La Cour suprême traduira certaines de ses anciennes décisions
OTTAWA — La Cour suprême a annoncé qu’elle retirait de son site web toutes ses anciennes décisions qui ne sont pas en anglais et en français, et qu’elle s’engageait à traduire certains de ces jugements, principalement en français, dès 2025.
Le plus haut tribunal au pays a annoncé que, parmi les quelque 6 000 décisions non disponibles aujourd’hui dans les deux langues officielles, « les plus importantes d’un point de vue historique ou jurisprudentiel » seraient traduites l’année prochaine « à l’occasion du 150e anniversaire de la Cour ».
« Elles seront alors accessibles en français et en anglais sur le site web de la Cour.
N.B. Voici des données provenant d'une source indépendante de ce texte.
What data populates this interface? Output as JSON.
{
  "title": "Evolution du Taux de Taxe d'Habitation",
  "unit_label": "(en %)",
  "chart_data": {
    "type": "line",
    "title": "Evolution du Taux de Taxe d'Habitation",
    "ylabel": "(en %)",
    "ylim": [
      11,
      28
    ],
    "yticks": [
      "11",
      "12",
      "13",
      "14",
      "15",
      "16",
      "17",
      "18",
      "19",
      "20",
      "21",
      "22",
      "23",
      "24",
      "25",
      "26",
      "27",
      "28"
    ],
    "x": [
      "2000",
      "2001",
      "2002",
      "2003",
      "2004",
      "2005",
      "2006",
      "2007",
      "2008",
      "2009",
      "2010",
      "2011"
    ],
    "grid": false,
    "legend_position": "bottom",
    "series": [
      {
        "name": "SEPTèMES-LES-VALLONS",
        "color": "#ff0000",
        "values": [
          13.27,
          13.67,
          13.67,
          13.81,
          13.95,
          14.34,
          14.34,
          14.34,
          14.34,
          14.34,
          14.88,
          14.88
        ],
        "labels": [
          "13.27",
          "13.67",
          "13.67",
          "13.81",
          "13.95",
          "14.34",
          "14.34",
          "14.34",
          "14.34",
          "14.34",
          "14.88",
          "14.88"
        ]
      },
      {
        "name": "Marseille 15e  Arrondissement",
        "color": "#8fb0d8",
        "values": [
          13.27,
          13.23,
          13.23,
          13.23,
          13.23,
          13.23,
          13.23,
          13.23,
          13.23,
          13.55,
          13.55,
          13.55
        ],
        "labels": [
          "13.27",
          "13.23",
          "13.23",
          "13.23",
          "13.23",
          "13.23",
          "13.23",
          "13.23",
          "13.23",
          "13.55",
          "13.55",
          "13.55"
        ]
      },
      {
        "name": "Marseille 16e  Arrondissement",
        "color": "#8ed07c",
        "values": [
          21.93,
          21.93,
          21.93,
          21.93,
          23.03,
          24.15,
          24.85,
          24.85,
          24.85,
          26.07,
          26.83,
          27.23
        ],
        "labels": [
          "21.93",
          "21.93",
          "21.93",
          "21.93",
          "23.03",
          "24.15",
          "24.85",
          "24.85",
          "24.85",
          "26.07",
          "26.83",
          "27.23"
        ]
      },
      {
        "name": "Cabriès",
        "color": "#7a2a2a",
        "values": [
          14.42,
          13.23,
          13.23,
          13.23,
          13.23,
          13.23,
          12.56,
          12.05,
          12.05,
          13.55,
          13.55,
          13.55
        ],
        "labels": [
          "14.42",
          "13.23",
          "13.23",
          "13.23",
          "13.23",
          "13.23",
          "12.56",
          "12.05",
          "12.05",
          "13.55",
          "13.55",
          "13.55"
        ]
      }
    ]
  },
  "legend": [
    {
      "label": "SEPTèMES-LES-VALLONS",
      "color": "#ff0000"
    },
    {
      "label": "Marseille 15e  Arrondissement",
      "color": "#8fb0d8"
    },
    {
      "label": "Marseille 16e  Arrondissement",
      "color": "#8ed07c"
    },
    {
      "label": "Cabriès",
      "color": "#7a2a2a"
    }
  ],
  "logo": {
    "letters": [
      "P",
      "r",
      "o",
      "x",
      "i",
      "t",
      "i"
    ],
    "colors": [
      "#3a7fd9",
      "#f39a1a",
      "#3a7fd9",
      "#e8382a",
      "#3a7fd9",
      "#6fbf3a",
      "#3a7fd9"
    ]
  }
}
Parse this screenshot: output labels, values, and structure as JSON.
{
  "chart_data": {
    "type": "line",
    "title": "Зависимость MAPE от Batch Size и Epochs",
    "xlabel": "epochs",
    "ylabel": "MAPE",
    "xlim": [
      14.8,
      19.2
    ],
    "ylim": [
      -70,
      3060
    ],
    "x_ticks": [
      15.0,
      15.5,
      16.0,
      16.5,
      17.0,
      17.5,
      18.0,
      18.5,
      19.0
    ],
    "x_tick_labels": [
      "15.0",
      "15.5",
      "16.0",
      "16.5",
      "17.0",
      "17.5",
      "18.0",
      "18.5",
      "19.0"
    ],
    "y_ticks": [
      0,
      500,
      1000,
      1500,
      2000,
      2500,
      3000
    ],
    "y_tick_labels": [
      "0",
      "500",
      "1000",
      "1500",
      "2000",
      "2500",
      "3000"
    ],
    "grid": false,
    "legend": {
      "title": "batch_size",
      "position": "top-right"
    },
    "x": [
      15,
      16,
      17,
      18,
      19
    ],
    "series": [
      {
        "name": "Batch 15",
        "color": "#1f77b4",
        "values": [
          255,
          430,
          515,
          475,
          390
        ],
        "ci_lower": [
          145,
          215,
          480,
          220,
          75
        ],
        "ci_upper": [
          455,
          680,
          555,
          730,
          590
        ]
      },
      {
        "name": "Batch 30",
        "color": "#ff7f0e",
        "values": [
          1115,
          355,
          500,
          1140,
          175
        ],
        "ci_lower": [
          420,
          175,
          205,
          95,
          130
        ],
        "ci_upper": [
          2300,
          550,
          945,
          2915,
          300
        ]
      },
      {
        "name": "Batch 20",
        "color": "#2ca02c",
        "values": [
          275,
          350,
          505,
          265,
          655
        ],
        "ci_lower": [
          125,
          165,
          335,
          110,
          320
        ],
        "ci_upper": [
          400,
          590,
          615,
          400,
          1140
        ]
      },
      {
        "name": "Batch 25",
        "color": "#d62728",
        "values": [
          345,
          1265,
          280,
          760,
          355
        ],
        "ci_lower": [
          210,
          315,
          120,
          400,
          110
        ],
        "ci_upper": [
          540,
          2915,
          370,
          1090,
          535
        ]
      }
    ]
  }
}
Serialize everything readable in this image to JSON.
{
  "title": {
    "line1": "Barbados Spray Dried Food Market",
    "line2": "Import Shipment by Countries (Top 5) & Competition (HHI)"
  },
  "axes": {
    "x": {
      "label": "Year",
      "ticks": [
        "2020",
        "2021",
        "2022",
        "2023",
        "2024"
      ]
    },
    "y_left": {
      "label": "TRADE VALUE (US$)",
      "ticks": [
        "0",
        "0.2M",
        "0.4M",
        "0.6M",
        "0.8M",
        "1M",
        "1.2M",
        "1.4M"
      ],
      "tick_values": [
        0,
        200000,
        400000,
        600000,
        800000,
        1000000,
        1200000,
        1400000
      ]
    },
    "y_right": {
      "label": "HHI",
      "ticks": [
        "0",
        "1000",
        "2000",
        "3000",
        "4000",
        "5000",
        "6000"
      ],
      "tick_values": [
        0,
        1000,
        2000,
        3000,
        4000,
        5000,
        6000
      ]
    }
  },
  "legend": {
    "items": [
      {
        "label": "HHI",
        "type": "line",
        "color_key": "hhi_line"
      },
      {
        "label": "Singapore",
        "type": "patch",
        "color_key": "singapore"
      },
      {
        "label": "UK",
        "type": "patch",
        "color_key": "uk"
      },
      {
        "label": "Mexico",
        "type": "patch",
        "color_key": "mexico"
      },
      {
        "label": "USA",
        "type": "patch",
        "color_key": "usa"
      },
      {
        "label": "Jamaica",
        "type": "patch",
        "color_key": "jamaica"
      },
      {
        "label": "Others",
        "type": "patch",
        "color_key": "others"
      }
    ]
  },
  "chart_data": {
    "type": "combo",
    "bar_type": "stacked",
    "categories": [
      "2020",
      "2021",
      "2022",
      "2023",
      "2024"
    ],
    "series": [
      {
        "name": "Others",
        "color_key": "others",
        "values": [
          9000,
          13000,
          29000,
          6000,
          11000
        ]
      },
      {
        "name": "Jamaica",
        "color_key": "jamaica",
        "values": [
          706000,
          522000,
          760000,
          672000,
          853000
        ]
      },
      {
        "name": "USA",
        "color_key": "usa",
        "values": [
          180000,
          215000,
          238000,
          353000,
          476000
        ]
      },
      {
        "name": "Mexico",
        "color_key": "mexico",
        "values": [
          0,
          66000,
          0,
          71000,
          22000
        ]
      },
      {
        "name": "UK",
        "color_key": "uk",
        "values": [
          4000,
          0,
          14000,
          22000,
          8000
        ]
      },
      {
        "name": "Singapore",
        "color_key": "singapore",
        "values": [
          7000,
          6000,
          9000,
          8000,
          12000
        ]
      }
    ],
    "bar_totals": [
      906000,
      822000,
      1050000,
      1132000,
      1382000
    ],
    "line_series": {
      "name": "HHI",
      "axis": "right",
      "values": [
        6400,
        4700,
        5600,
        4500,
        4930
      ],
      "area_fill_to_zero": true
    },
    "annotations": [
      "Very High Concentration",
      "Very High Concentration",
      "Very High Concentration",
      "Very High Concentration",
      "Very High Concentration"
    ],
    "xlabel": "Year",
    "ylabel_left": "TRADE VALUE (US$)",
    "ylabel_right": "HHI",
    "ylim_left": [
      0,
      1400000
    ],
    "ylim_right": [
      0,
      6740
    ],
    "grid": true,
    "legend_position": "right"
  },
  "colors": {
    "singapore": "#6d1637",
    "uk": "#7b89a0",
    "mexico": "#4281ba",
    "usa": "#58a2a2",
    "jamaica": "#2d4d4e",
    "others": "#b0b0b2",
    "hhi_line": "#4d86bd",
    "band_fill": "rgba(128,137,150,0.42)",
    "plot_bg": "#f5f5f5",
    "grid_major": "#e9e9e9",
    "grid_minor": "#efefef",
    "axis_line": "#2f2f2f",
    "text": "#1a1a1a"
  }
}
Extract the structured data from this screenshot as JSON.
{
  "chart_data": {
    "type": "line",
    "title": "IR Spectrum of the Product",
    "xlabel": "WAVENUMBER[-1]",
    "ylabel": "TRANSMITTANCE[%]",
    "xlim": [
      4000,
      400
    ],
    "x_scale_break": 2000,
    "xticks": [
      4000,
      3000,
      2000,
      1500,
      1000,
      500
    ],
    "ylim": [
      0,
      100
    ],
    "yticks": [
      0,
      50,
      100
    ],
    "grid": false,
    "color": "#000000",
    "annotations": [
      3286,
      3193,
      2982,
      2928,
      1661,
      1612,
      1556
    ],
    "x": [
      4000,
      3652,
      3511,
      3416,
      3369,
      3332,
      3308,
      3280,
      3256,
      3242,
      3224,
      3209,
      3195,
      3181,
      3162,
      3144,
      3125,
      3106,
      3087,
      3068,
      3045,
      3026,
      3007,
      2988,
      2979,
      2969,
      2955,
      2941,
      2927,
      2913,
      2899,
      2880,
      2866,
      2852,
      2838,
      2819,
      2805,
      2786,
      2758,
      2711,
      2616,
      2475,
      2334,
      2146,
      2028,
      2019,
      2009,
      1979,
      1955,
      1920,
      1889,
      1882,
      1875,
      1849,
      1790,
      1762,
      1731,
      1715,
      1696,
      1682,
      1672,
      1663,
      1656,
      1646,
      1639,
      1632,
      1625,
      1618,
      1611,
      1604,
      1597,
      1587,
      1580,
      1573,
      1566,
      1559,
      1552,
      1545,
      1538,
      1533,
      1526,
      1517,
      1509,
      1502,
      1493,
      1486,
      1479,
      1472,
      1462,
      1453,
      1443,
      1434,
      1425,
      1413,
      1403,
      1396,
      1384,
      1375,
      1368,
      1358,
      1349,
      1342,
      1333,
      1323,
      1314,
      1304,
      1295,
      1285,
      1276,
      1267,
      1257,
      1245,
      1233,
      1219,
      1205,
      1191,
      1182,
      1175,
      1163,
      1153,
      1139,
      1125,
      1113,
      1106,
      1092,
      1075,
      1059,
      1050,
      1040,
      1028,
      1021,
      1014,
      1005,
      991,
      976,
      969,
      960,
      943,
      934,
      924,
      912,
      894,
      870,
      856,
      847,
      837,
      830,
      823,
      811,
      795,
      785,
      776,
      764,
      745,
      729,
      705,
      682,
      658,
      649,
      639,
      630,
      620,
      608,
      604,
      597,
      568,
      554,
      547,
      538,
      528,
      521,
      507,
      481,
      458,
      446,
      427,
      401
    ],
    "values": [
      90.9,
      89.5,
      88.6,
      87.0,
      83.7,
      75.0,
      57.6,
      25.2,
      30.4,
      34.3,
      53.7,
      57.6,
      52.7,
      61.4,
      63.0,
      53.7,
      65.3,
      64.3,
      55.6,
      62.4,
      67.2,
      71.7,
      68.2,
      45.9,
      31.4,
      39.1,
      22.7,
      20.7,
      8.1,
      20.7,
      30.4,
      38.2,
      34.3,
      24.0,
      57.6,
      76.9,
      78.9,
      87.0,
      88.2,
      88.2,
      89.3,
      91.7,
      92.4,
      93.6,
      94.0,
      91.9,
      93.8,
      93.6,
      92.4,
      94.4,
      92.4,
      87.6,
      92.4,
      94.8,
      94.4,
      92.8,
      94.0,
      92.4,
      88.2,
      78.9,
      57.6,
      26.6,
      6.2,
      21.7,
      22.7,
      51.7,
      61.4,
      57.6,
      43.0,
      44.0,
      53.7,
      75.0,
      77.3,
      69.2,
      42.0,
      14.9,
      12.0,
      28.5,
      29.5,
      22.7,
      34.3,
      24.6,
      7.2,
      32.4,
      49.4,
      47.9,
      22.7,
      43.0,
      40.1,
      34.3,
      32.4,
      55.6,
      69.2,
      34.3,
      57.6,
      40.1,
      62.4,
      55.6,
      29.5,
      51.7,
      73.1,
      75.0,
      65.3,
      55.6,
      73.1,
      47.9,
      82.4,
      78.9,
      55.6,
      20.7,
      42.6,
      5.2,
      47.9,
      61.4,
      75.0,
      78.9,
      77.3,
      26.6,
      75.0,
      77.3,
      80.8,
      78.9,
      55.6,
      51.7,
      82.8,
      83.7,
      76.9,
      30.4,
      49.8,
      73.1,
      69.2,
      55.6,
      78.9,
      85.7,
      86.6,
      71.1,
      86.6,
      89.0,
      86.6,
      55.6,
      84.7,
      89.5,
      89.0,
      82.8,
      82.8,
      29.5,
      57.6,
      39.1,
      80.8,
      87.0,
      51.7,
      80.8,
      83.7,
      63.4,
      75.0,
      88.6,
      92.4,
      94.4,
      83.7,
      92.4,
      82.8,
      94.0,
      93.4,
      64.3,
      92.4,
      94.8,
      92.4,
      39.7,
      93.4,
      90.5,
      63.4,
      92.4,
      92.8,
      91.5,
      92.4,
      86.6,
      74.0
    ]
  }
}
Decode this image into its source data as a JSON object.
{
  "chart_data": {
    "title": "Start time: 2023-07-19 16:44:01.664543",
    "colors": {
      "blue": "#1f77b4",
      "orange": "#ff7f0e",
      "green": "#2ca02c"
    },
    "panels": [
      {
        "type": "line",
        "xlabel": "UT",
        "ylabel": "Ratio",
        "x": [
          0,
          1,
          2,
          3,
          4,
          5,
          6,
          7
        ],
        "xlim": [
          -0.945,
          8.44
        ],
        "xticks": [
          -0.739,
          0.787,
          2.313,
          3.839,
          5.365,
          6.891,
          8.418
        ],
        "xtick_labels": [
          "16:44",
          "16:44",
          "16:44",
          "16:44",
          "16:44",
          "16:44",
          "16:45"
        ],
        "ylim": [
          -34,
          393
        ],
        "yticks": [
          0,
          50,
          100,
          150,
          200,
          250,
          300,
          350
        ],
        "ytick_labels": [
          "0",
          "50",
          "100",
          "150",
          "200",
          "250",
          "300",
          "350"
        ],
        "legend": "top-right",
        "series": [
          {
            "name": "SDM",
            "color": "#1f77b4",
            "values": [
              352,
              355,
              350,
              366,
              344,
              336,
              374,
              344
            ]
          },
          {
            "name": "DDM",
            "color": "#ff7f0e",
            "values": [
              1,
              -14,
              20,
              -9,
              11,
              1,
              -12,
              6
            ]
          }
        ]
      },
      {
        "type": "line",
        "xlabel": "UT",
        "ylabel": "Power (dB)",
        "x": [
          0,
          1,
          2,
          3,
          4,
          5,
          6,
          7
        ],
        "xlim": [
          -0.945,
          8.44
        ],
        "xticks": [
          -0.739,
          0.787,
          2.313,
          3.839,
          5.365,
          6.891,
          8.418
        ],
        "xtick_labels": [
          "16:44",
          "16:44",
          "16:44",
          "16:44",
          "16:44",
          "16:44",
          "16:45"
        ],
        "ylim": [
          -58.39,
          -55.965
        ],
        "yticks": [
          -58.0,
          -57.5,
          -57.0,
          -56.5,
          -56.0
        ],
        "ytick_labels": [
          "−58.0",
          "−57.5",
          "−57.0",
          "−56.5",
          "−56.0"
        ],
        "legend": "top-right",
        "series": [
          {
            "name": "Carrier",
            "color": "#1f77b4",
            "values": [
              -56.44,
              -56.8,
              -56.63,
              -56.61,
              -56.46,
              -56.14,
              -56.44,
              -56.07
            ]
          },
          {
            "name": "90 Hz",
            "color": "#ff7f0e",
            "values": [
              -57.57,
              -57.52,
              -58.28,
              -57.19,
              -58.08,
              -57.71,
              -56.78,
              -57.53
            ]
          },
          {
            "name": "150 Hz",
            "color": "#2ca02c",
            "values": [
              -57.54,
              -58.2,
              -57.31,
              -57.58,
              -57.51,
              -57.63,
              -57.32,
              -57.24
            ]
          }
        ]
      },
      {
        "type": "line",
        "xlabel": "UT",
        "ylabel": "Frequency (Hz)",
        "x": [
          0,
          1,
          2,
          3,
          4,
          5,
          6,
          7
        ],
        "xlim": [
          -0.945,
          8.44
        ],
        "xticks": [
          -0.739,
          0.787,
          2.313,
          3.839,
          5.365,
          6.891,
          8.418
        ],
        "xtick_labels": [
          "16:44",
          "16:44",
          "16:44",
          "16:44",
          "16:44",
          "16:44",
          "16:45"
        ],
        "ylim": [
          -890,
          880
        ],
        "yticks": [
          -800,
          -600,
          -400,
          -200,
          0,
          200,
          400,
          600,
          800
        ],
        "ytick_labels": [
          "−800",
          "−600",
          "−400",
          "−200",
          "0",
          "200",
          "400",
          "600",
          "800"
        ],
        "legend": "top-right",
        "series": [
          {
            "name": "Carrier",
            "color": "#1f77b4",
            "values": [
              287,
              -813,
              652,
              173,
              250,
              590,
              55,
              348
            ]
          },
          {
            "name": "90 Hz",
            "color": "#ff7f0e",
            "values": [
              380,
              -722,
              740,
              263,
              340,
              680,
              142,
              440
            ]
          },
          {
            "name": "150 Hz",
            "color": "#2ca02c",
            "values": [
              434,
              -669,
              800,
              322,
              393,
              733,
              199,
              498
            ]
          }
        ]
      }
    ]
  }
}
Ces décisions n’auront toutefois pas un caractère officiel, étant donné qu’elles ne peuvent pas être approuvées par les juges qui les ont rendues, ceux-ci étant tous décédés », a annoncé le Bureau du registraire de la Cour suprême dans un communiqué vendredi en fin d’après-midi.
De 1877 jusqu’à l’adoption de la Loi sur les langues officielles en 1970, la Cour suprême n’était pas tenue de traduire ses décisions en anglais et en français. La majorité des jugements rendus sont donc uniquement en anglais tandis que certains le sont seulement en français. Ceux qui ne sont pas bilingues ne sont plus désormais disponibles sur le site web, et les gens souhaitant y avoir accès « peuvent consulter des bases de données en ligne accessibles à tous », précise le tribunal.
La Cour suprême devant les tribunaux
Cette annonce de la Cour suprême fait suite aux démarches judiciaires de l’organisme québécois Droits collectifs Québec (DCQ) qui a déposé une requête devant la Cour fédérale le 1er novembre envers le plus haut tribunal canadien. DCQ plaide que la Cour suprême a enfreint la Loi sur les langues officielles, elle qui refusait jusqu’à son récent communiqué de s’engager à traduire des décisions dans les deux langues officielles.
Le commissaire aux langues officielles avait d’ailleurs donné raison à DCQ dans un rapport d’enquête arguant que le plus haut tribunal au pays se devait de traduire ses anciennes décisions. En 2023, le Parlement a modernisé la Loi sur les langues officielles, obligeant du même coup l’ensemble des tribunaux canadiens à traduire leurs décisions dans les deux langues officielles.
Dans un communiqué lundi, l’organisme québécois accuse la Cour suprême de restreindre l’accès à la justice en retirant ses jugements antérieurs à 1970 non conformes au bilinguisme officiel. Selon DCQ, il y a lieu de « s’interroger par ailleurs sur la légalité de la manœuvre » et suggère « un possible effet de disparition de la preuve pour frustrer l’effectivité des pouvoirs judiciaires de la Cour fédérale à rendre justice sur une situation régulièrement intentée ».
« Cette situation est plutôt surprenante. En effet, la Cour suprême choisit délibérément de restreindre l’accès à la justice, à sa propre jurisprudence et à l’état du droit à la population canadienne plutôt que de déployer les efforts nécessaires afin de respecter les droits linguistiques des citoyens et des citoyennes, en particulier ceux des francophones », déplore DCQ.
L’organisme se targue toutefois que la Cour suprême lui donne raison en acceptant de traduire certaines décisions en français, mais l’accuse de se contredire. Car, durant l’enquête du commissaire aux langues officielles, la Cour suprême arguait que le fait de retirer des décisions antérieures à 1970 irait à l’encontre de son objectif d’améliorer l’accès à la justice pour la population.
« Droits collectifs Québec à la ferme intention de poursuivre ses démarches afin que les droits fondamentaux des francophones soient entièrement respectés par le tribunal de plus haut ressort de l’État canadien », soutient son directeur général Etienne-Alexis Boucher et le président de l’organisme et Daniel Turp.
L’organisation estime que plusieurs questions juridiques restent en suspens, notamment si cette décision de la Cour suprême respecte l’esprit de la Loi sur les langues officielles. DCQ soulève aussi comme problématique à ses yeux que la Cour suprême n’est pas encadrée « une contrainte juridique en matière d’échéancier ou d’identification des jugements qui devront être traduits ou pas ».
Le juge en chef Richard Wagner soutenait que la traduction des quelque 6 000 décisions nécessiterait un investissement de 10 à 20 millions, plus de 100 interprètes et près de dix ans de travail.